Me dijo que ha hecho 16 óperas primas. Confía en los nuevos directores y siempre queda maravillado con los resultados
Al romper la tarde nos dirigimos a las ruinas de una hacienda. Llegando, nos encontramos con un grupo de bandoleros revolucionarios. Estaban grabando un programa con tema western para la televisión por cable bajo la dirección de Roberto Gómez Fernández, el hijo de Chespirito. Cuando vieron a Damián le gritaron emocionados: “¡Benny!”. Luego nos lo robaron para tomarse fotos con él. Es fácil darse cuenta de que Alcázar, aunque lo niegue, es una estrella. Entre toma y toma, mientras le arreglaban un cabello desacomodado o le ceñían algún botón, me preguntó a qué me dedico. Tiene interés por todos.
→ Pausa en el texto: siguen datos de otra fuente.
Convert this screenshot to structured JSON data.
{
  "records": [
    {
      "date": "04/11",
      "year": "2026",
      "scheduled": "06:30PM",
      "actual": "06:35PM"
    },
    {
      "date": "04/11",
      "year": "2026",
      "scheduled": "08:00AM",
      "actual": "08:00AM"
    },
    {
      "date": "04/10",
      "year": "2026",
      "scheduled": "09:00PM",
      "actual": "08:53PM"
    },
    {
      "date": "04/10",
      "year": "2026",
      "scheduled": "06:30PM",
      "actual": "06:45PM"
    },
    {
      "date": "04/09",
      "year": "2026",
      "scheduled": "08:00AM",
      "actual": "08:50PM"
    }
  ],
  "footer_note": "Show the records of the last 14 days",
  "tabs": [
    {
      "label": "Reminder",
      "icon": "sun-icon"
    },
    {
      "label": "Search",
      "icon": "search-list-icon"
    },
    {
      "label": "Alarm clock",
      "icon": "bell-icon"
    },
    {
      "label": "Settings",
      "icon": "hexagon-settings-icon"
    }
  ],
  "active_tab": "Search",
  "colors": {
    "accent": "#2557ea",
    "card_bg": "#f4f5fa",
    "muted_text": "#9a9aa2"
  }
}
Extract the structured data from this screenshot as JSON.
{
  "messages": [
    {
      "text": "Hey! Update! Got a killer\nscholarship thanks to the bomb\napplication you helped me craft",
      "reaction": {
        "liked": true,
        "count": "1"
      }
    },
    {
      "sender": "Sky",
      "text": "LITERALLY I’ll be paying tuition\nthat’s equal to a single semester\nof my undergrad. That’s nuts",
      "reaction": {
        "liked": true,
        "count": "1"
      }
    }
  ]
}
La confianza me hizo preguntarle, a bocajarro, si votó por Andrés Manuel López Obrador. “Sí voté por AMLO, pero de ninguna manera soy perredista. Aquellos términos de derecha e izquierda están en desuso, pero si tú eres consciente del país en el que vives, de la situación por la que está pasando la gente, no tienes otra opción más que inclinarte hacia la ayuda y el apoyo a las mayorías desprotegidas. A eso le llaman izquierda y, si eres sensible, no tienes otra opción”.
Luego dijo: “El PAN nos sorprendió por lo voraces. El día que ganó este señor grandote no supe si alegrarme o mentar madres. Ahora me pasa lo mismo: qué bueno que se va el PAN, pero qué pena que regresen estos otros hijos de la chingada”.
Al final del día, luego de tirar fotos en el desierto, exhaustos, todos éramos grandes amigos. Damián no quería que nos fuéramos. “Quédense; vamos por unas chelas, damos una vuelta por el pueblo”, nos dijo por la noche, cuando fuimos a dejarlo a su casa. Damián renta un departamento modesto y no tiene coche.
Al día siguiente, Damián se iba a Costa Rica para hacer promoción y planeaba llegar al aeropuerto internacional en autobús. De pasada, nos dijo que tenía que ir a recoger su ropa a la lavandería. Entonces me acordé del culto a la chingonería de El infierno. Y pensé que Damián, con todas sus contradicciones, su talento, su personalidad generosa y hasta elegante, su buen tino de comediante y su sensibilidad extraordinaria, no es otra cosa que un chingón. Uno de los buenos.